Feed, Seed, Fertilizer, Tools, Tractors, Service, etc.

In some of these cases pricing and competition is fairly transparent, in others purposeful obfuscation rules the land, and in some cases things are just mirky because shits hard.

Essentially there is a spectrum of transparency for the buyer.

Buying tools is closer to buying a TV and so the internet has mostly solved for the buyers ability to shop around, see prices, compare, and buy where they find the most value.

Buying services is a lot closer to getting a divorce or adding onto a house. It's unlikely you will, or would want to, have a cookie cutter solution for this and such the pricing is mirky because, factually, this shit is hard. The name of the transparency game here is providing things like vendor ratings, personal recommendations etc vs platformed price transparency.

Buying feed, seed, and fertilizer live in the land of purposeful obfuscation. This is where farmers experience "hub and spoke transparency."

For you to buy any of these inputs you likely go through the exercise of getting quotes from a range of providers. Some of them might even have an app or portal where you can see prices.

However there is not a place to compare all the feed, seed, or fertilizer based on performance metrics or whatever other values float your boat across sellers like with tools and tv's.

This is because sellers of these goods do as much as they can to not compete on price. They are wise to do so as they have seen the what Amazon has done to many industries and that is not how they like to compete. So purposeful obfuscation rules the day. But that doesn't mean things aren't changing.

The sheer cost of humans, the desires of a new generation of farmers, and the slow grind of an improving society is still bringing these businesses into the digital age.

Wether it be large platforms that provide their product offerings more transparently or traditional businesses adding a portal on top of their existing systems, farmers are getting better experiences.

Unfortunately even in the better medium term future, black swans excluded, farmers end up with a pocket full of portals.

Perhaps its time to get that third monitor in the farm office.

Hub and spoke transparency is what a future of portals brings to the farmer. A better future worth building, but still one that leaves them rubbernecking a range of "request quote" pages.

The farmer is the hub, the portals are the spokes.

Welcome to 1990's!

Practical thoughts

If you wanted to change this you would start with growing a business with a captive audience of farmers large enough to use them to push suppliers to "do business our way". The carrot of the total groups buying power is the necessary leverage. This functions akin to a virtual digital cooperative or union.
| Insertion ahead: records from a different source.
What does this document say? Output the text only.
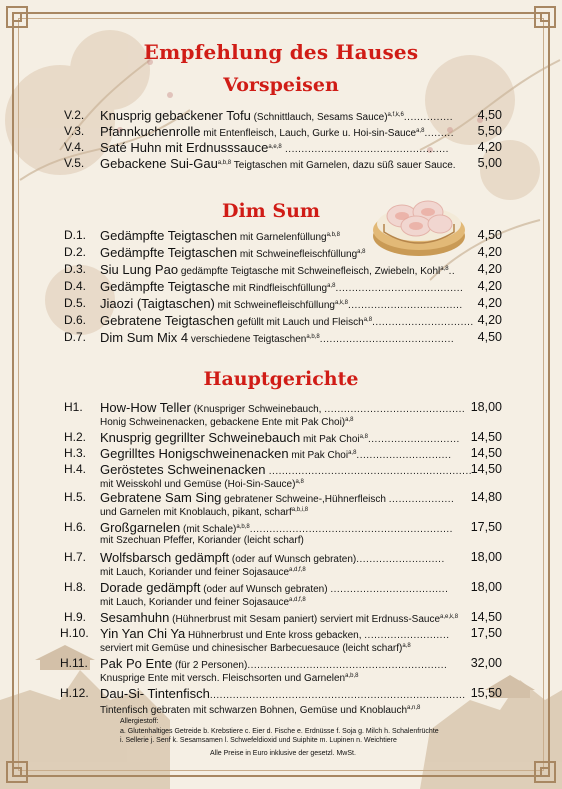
Empfehlung des Hauses
Vorspeisen
V.2. Knusprig gebackener Tofu (Schnittlauch, Sesams Sauce)$^{a,f,k,6}$............... 4,50
V.3. Pfannkuchenrolle mit Entenfleisch, Lauch, Gurke u. Hoi-sin-Sauce$^{a,8}$......... 5,50
V.4. Saté Huhn mit Erdnusssauce$^{a,e,8}$ .................................................. 4,20
V.5. Gebackene Sui-Gau$^{a,b,8}$ Teigtaschen mit Garnelen, dazu süß sauer Sauce. 5,00
Dim Sum
D.1. Gedämpfte Teigtaschen mit Garnelenfüllung$^{a,b,8}$	4,50
D.2. Gedämpfte Teigtaschen mit Schweinefleischfüllung$^{a,8}$	4,20
D.3. Siu Lung Pao gedämpfte Teigtasche mit Schweinefleisch, Zwiebeln, Kohl$^{a,8}$.. 4,20
D.4. Gedämpfte Teigtasche mit Rindfleischfüllung$^{a,8}$....................................... 4,20
D.5. Jiaozi (Taigtaschen) mit Schweinefleischfüllung$^{a,k,8}$................................... 4,20
D.6. Gebratene Teigtaschen gefüllt mit Lauch und Fleisch$^{a,8}$............................... 4,20
D.7. Dim Sum Mix 4 verschiedene Teigtaschen$^{a,b,8}$......................................... 4,50
Hauptgerichte
H1. How-How Teller (Knuspriger Schweinebauch, ........................................... 18,00
Honig Schweinenacken, gebackene Ente mit Pak Choi)$^{a,8}$
H.2. Knusprig gegrillter Schweinebauch mit Pak Choi$^{a,8}$............................ 14,50
H.3. Gegrilltes Honigschweinenacken mit Pak Choi$^{a,8}$............................. 14,50
H.4. Geröstetes Schweinenacken ..............................................................
14,50
mit Weisskohl und Gemüse (Hoi-Sin-Sauce)$^{a,8}$
H.5. Gebratene Sam Sing gebratener Schweine-,Hühnerfleisch .................... 14,80
und Garnelen mit Knoblauch, pikant, scharf$^{a,b,i,8}$
H.6. Großgarnelen (mit Schale)$^{a,b,8}$.............................................................. 17,50
mit Szechuan Pfeffer, Koriander (leicht scharf)
H.7. Wolfsbarsch gedämpft (oder auf Wunsch gebraten)........................... 18,00
mit Lauch, Koriander und feiner Sojasauce$^{a,d,f,8}$
H.8. Dorade gedämpft (oder auf Wunsch gebraten) .................................... 18,00
mit Lauch, Koriander und feiner Sojasauce$^{a,d,f,8}$
H.9. Sesamhuhn (Hühnerbrust mit Sesam paniert) serviert mit Erdnuss-Sauce$^{a,e,k,8}$ 14,50
H.10. Yin Yan Chi Ya Hühnerbrust und Ente kross gebacken, .......................... 17,50
serviert mit Gemüse und chinesischer Barbecuesauce (leicht scharf)$^{a,8}$
H.11. Pak Po Ente (für 2 Personen)............................................................. 32,00
Knusprige Ente mit versch. Fleischsorten und Garnelen$^{a,b,8}$
H.12. Dau-Si- Tintenfisch.............................................................................. 15,50
Tintenfisch gebraten mit schwarzen Bohnen, Gemüse und Knoblauch$^{a,n,8}$
Allergiestoff:
a. Glutenhaltiges Getreide b. Krebstiere c. Eier d. Fische e. Erdnüsse f. Soja g. Milch h. Schalenfrüchte
i. Sellerie j. Senf k. Sesamsamen l. Schwefeldioxid und Suiphite m. Lupinen n. Weichtiere
Alle Preise in Euro inklusive der gesetzl. MwSt.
If portals go brrrrr and every business playing purposeful obfuscation adopts one over the next decade this create the environment, culture, and zeitgeist for an aggregator/marketplace/platform to exist. If a technology provider wins the portal game, you can think of them like Shopify, the leading ecommerce software provider. Shopify during covid launched "Shop". An app that helps you "find and support" local business that run Shopify. Essentially, anyone with a winning hand in the portal strategy as a technology provider puts them in a good position to become an aggregator in a different future.

This is mostly a commentary on mature markets. I think in foreign markets things might very well pan out differently. That might be better too. I went to Africa in 2016 and was blown away by M-Pesa. The only way to buy a beer at the bar with a dirt floor was by sending a text message. Essentially mobile payments in Africa completely leap frogged modern markets because it was cheaper than doing it the old way and they didn't have to break existing business models or cultural norms of commerce to make it happen.